This month, an article I wrote for DM News titled “Troubled Times for SEO Firms” (//www.dmnews.com/cms/dm-news/search-marketing/38695.html) created a firestorm of controversy on SEO-oriented message boards. It’s clear that I touched a raw nerve and I’ve received a fair share of critical e-mail.
I’ve also received a much larger share of e-mail applauding the fact that I seem to be the first guy to say what’s obvious to anyone who’s worked in the SEO/SEM business for more than a few months: SEO isn’t rocket science, it isn’t worth paying a fortune for, and in all but a few rare cases, it’s not something you need to pay some uber-geek to do month after month.
Amazingly, one critic attacked me because I relied on data provided by MarketingSherpa clearly showing the SEO industry’s best days are behind us. This guy claimed that revenues for SEO firms are growing more quickly than the data indicates, because SEO expenditures tend to be hidden inside budget items. Okay, this might be a fair point: companies sometimes bury SEO expenses in IT and marketing departments.

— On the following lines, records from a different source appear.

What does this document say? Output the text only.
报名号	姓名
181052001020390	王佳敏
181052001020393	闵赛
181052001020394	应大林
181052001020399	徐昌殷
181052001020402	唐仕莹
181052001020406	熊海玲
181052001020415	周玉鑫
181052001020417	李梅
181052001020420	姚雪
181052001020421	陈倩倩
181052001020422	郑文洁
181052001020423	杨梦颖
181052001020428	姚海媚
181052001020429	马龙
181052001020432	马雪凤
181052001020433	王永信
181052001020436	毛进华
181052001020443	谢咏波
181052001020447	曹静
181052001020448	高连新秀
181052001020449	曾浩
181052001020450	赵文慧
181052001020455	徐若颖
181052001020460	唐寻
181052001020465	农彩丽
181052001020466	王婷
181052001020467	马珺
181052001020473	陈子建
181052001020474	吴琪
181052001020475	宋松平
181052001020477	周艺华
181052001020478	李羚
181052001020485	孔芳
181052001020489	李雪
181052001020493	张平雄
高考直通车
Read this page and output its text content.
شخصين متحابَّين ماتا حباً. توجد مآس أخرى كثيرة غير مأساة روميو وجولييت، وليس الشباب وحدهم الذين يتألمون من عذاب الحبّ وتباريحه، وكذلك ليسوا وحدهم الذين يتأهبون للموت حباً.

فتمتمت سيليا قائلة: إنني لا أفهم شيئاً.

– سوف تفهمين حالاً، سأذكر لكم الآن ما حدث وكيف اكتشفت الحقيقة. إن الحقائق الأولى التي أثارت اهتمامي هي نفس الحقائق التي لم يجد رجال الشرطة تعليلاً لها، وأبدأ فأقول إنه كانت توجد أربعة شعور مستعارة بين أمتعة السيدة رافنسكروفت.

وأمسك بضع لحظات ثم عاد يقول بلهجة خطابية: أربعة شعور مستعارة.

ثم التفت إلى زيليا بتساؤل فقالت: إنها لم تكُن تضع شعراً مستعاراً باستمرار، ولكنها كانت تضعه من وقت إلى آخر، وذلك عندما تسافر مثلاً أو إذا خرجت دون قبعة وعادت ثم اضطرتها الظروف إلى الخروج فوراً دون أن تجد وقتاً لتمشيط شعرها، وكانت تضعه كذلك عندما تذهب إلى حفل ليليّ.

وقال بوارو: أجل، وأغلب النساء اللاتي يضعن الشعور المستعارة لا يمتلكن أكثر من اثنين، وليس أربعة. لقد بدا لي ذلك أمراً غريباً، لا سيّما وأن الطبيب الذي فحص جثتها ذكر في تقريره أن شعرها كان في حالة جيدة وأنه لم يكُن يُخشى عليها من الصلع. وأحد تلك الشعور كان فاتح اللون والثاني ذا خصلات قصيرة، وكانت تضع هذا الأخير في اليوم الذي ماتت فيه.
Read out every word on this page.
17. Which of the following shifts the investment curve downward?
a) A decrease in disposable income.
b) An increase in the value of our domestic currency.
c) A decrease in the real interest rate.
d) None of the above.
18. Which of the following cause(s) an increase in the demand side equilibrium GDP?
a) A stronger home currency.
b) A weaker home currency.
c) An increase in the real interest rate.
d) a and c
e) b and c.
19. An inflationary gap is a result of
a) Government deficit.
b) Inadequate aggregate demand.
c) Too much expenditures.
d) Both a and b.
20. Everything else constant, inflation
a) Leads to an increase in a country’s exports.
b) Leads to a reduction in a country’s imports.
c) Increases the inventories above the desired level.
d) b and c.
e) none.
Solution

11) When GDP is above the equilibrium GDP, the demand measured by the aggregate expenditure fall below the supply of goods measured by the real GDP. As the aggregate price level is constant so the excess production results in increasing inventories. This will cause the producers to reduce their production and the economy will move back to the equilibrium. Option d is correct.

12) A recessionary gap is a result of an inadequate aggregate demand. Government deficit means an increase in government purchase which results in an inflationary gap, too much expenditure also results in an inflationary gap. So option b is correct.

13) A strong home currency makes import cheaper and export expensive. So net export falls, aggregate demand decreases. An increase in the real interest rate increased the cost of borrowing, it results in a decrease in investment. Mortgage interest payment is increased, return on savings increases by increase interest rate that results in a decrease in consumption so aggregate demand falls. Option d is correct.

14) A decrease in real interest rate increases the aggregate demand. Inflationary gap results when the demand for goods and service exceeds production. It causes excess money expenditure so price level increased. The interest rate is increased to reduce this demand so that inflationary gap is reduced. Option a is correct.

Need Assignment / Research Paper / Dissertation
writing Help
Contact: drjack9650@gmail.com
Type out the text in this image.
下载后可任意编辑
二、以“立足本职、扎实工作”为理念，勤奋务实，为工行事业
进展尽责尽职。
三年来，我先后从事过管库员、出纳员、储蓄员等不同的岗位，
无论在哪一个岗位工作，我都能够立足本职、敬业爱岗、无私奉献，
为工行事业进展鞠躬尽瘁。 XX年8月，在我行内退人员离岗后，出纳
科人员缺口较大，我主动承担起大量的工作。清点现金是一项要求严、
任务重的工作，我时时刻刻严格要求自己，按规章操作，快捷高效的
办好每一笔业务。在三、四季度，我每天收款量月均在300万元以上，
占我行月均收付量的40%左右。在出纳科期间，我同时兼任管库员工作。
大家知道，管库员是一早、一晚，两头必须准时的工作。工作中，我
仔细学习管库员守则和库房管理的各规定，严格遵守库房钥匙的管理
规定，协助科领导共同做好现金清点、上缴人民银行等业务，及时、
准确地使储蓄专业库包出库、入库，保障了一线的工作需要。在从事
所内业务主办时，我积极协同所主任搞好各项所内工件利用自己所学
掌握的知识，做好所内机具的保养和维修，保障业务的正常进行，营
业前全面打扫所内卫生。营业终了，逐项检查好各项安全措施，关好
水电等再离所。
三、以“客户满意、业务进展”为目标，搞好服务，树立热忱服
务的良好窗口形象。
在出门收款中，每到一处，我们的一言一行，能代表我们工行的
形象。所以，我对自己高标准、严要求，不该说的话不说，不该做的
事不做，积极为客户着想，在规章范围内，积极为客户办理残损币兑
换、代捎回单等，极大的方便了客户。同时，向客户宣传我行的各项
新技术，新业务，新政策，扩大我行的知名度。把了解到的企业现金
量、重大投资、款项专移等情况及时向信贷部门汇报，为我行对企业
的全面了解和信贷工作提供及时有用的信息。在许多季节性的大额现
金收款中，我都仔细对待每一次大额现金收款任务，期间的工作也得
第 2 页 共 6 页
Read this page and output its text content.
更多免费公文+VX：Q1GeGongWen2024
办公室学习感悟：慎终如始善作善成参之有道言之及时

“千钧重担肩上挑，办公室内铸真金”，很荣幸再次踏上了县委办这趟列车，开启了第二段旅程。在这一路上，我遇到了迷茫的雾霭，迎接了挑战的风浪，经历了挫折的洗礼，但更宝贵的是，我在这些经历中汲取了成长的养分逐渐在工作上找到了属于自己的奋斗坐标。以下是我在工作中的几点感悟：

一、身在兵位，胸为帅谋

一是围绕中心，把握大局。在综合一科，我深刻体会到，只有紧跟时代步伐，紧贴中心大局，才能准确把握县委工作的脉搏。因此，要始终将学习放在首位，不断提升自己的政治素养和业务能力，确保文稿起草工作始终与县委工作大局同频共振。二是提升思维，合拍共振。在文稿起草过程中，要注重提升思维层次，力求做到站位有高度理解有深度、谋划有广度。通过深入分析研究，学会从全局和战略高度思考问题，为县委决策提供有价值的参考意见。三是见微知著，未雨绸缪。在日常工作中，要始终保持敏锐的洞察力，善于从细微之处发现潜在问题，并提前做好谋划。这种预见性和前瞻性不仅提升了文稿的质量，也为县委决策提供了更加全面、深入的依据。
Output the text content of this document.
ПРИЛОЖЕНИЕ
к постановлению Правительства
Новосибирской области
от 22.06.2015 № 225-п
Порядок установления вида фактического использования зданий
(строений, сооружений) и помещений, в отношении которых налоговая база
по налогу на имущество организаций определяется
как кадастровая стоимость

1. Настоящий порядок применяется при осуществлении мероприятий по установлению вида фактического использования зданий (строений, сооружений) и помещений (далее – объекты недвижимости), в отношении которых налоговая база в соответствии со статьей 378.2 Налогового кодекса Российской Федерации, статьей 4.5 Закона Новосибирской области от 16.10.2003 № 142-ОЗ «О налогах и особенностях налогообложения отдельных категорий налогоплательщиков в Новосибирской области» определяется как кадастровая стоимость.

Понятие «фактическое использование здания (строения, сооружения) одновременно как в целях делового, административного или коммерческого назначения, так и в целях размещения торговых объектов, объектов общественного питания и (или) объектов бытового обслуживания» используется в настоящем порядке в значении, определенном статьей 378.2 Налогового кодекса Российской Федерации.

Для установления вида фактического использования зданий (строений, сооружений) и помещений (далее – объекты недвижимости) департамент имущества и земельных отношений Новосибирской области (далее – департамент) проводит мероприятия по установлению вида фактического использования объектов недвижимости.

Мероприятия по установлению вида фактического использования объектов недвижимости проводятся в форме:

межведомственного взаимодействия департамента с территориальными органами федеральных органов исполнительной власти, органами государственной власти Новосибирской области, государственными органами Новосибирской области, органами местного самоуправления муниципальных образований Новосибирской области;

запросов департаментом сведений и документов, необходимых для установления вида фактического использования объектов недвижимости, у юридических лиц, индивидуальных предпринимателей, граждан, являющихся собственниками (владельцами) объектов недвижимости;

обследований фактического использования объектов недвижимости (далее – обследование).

But I ask you, why should companies be hiding their SEO expenditures any more now than they did in prior years? Until I see some evidence demonstrating that these expenditures are being hidden more in 2006 than they were in 2005 and 2004, we should regard the degree of “budget concealment” as a constant, accept the flattening SEO revenue curve as a fact, and move on.
Other SEO’ers were clearly upset that I questioned the kind of high-margin consultancy, which many of them offer, month after month, to clients seeking top organic rankings. For those SEO firms, which function more as PR agencies than ongoing tweak-and-fix consultancies, such a relationship might make sense. If you have $10,000 a month you want to pay a PR agency, of course you’re going to get some good public relations out of it. And if you’re spending $10,000 on SEO, of course you’re sure to get some Page Rank out of it. But if you have any sense of how either the PR industry or the Google Visibility industry work, you’ll quickly realize that you can spend a fraction of this and reap almost as many benefits.
Here’s an analogy that applies directly to way the SEO industry behaves. When you go to your doctor with a skin condition, what does he do? Unless your doctor is a quack, he does some tests, gets the results back and prescribes an off-the-shelf or prescription medication. You rub this stuff on your skin once a day, once a week, whatever. You might go back and see your doctor in a month or two to evaluate the results of this treatment.
If your doctor behaved the way many in the SEO crowd believe SEO firms should work, he’d run some tests, come up with a treatment plan, but wouldn’t give you the medicine to rub on your skin. He’d keep this medicine (labeled “Super Secret SEO Sauce”) locked up in a vault in his office. Then he’d make a series of appointments for you to come in so that he could rub this medicine on your skin, charging you hundreds, perhaps thousands of dollars for each visit.
Now, of course, there are maladies that do require many visits to the doctor’s office. Of course, there are obscure life-threatening diseases that require a team of specialists, in-hospital care, weekly appointments and high-tech gizmos. And yes, there are cases where companies need to consult an SEO specialist more than once, especially in cases where there are multiple Web properties involved, complex content issues, and the need for the same ongoing visibility-obtaining services provided by traditional PR agencies.
Most marketers, however, will never need this expensive level of specialist care and shouldn’t have to pay these high specialist fees. We’re not talking about treating chronic, incurable diseases here, folks. We’re talking about fixing your Web site so that its current and future content is optimized for search engines. This is not, repeat not, rocket science. Anyone who insists that it is, is nothing more than a quack selling you a bill of goods.